Imagine this: a tabloid newspaper that prints a daily diet of immigration scare stories, anti-liberal bile and showbiz tittle-tattle, run by a volatile, near despotic editor with a bewildering array of eccentric habits. What a ghastly proposition. Thankfully, the Daily Clarion, the august title at the heart of Mark Jagasia's scathingly funny satire is fictitious. Jagasia, having worked on various papers himself, knows better than to invite the attention of anyone's lawyers.

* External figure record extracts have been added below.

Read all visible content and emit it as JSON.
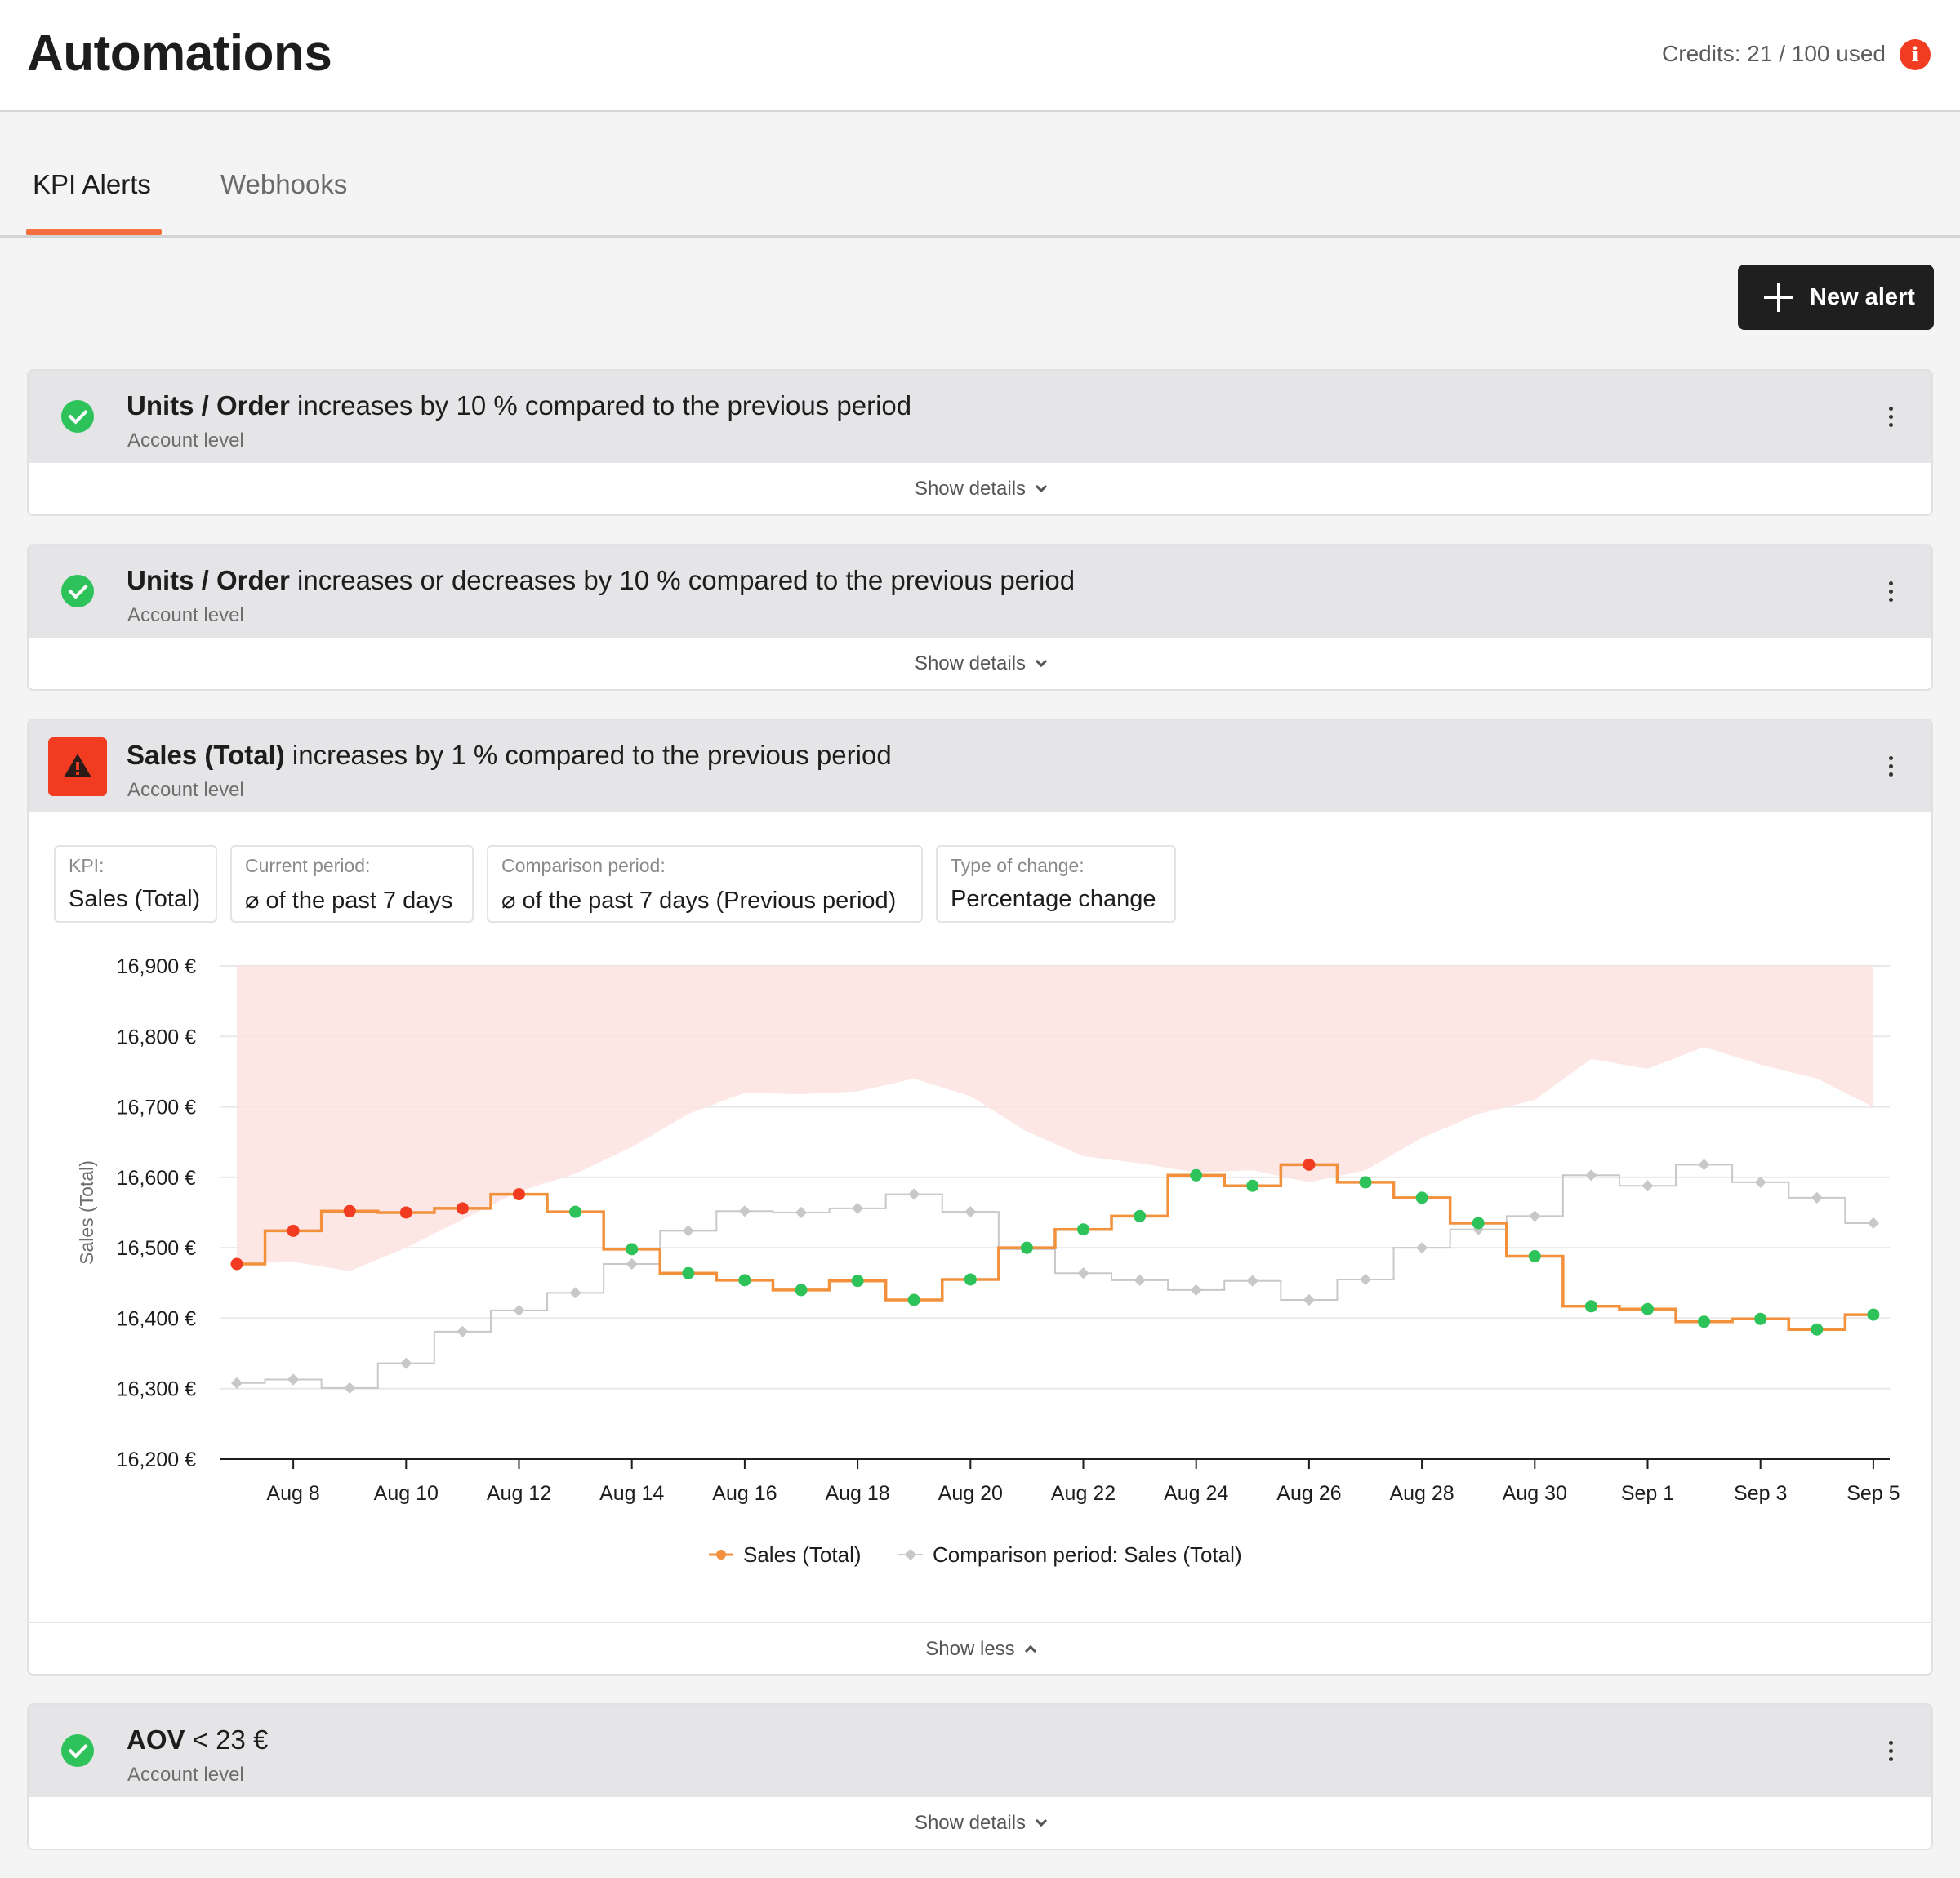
{
  "header": {
    "title": "Automations",
    "credits": "Credits: 21 / 100 used",
    "info_icon": "info-icon"
  },
  "tabs": [
    {
      "label": "KPI Alerts",
      "active": true
    },
    {
      "label": "Webhooks",
      "active": false
    }
  ],
  "toolbar": {
    "new_alert_label": "New alert",
    "new_alert_icon": "plus-icon"
  },
  "alerts": [
    {
      "kpi": "Units / Order",
      "condition": " increases by 10 % compared to the previous period",
      "level": "Account level",
      "status": "ok",
      "toggle": "Show details"
    },
    {
      "kpi": "Units / Order",
      "condition": " increases or decreases by 10 % compared to the previous period",
      "level": "Account level",
      "status": "ok",
      "toggle": "Show details"
    },
    {
      "kpi": "Sales (Total)",
      "condition": " increases by 1 % compared to the previous period",
      "level": "Account level",
      "status": "triggered",
      "toggle": "Show less",
      "details": [
        {
          "label": "KPI:",
          "value": "Sales (Total)"
        },
        {
          "label": "Current period:",
          "value": "⌀ of the past 7 days"
        },
        {
          "label": "Comparison period:",
          "value": "⌀ of the past 7 days (Previous period)"
        },
        {
          "label": "Type of change:",
          "value": "Percentage change"
        }
      ]
    },
    {
      "kpi": "AOV",
      "condition": " < 23 €",
      "level": "Account level",
      "status": "ok",
      "toggle": "Show details"
    }
  ],
  "colors": {
    "accent": "#f2703c",
    "danger": "#f23c22",
    "success": "#2ec25a",
    "comparison": "#c8c8c8",
    "threshold_band": "#fbe3e1"
  },
  "chart_data": {
    "type": "line",
    "step": true,
    "ylabel": "Sales (Total)",
    "ylim": [
      16200,
      16900
    ],
    "yticks": [
      16200,
      16300,
      16400,
      16500,
      16600,
      16700,
      16800,
      16900
    ],
    "ytick_labels": [
      "16,200 €",
      "16,300 €",
      "16,400 €",
      "16,500 €",
      "16,600 €",
      "16,700 €",
      "16,800 €",
      "16,900 €"
    ],
    "xtick_labels": [
      "Aug 8",
      "Aug 10",
      "Aug 12",
      "Aug 14",
      "Aug 16",
      "Aug 18",
      "Aug 20",
      "Aug 22",
      "Aug 24",
      "Aug 26",
      "Aug 28",
      "Aug 30",
      "Sep 1",
      "Sep 3",
      "Sep 5"
    ],
    "x": [
      "Aug 7",
      "Aug 8",
      "Aug 9",
      "Aug 10",
      "Aug 11",
      "Aug 12",
      "Aug 13",
      "Aug 14",
      "Aug 15",
      "Aug 16",
      "Aug 17",
      "Aug 18",
      "Aug 19",
      "Aug 20",
      "Aug 21",
      "Aug 22",
      "Aug 23",
      "Aug 24",
      "Aug 25",
      "Aug 26",
      "Aug 27",
      "Aug 28",
      "Aug 29",
      "Aug 30",
      "Aug 31",
      "Sep 1",
      "Sep 2",
      "Sep 3",
      "Sep 4",
      "Sep 5"
    ],
    "series": [
      {
        "name": "Sales (Total)",
        "color": "#f2903c",
        "values": [
          16477,
          16524,
          16552,
          16550,
          16556,
          16576,
          16551,
          16498,
          16464,
          16454,
          16440,
          16453,
          16426,
          16455,
          16500,
          16526,
          16545,
          16603,
          16588,
          16618,
          16593,
          16571,
          16535,
          16488,
          16417,
          16413,
          16395,
          16399,
          16384,
          16405
        ],
        "alert": [
          true,
          true,
          true,
          true,
          true,
          true,
          false,
          false,
          false,
          false,
          false,
          false,
          false,
          false,
          false,
          false,
          false,
          false,
          false,
          true,
          false,
          false,
          false,
          false,
          false,
          false,
          false,
          false,
          false,
          false
        ]
      },
      {
        "name": "Comparison period: Sales (Total)",
        "color": "#c8c8c8",
        "values": [
          16308,
          16313,
          16301,
          16336,
          16381,
          16411,
          16436,
          16477,
          16524,
          16552,
          16550,
          16556,
          16576,
          16551,
          16498,
          16464,
          16454,
          16440,
          16453,
          16426,
          16455,
          16500,
          16526,
          16545,
          16603,
          16588,
          16618,
          16593,
          16571,
          16535
        ]
      }
    ],
    "threshold_band": {
      "upper": 16900,
      "lower": [
        16477,
        16480,
        16467,
        16500,
        16540,
        16580,
        16605,
        16643,
        16690,
        16720,
        16718,
        16722,
        16740,
        16715,
        16665,
        16630,
        16620,
        16607,
        16610,
        16593,
        16610,
        16656,
        16690,
        16710,
        16768,
        16754,
        16785,
        16760,
        16740,
        16700
      ]
    },
    "legend": [
      "Sales (Total)",
      "Comparison period: Sales (Total)"
    ],
    "legend_position": "bottom",
    "grid": true
  }
}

It's in the offices of the Clarion we find ourselves then, home to a rabid editor, washed-up columnist, dimwit news editor, self-loathing "immigration editor" and thrusting intern. Morning conference is presided over in feverish fashion by editor Morris Honeyspoon, who arrives clutching a Roman helmet and old car horn - the better to dismiss the ideas ventured by his hangdog staff - and expresses his displeasure with one journalist by making him stand on a chair. Challenged on this point, he protests that he is a soft touch: "What about the Post? They run that newsroom like a North Korean death camp."

It's acidly funny stuff and for a while it looks as though pitch-black comedy about tabloid ethics and office bullying is what's on offer. But there is a plot - a letter, which, if leaked, might bring the paper down, a whimsical foreign proprietor dictating editorial policy - and, coursing through the bilious one-liners, a sobering concern with the state of the newspaper industry and with the grim impact on modern Britain of scaremongering headlines. Morris may seem absurd with his expletive-riddled outbursts but there is a chilling zeal to his paranoid determination to return his country to the 1950s.

It's not quite up there with David Hare's Pravda - the plotting is too skimpy and jerkily advanced. But Jagasia drives to the heart of a serious topical issue and creates a set of savagely entertaining characters. Mehmet Ergen's fine cast rise to this with relish. Greg Hicks' leather-faced, snake-thin Morris, most terrifying at his most earnest, is a treat, as is Clare Higgins as a rinsed-out, boozed-up foreign correspondent, still nursing a few dying embers of integrity. There's enjoyable work too from Jim Bywater as the brick-thick newsman and Ryan Wichert as the would-be novelist, holding his nose as he trots out scare stories. Scariest of all is Laura Smithers as the ruthless intern who spots the front-page potential of the death of a colleague and so positions herself as the face of tomorrow.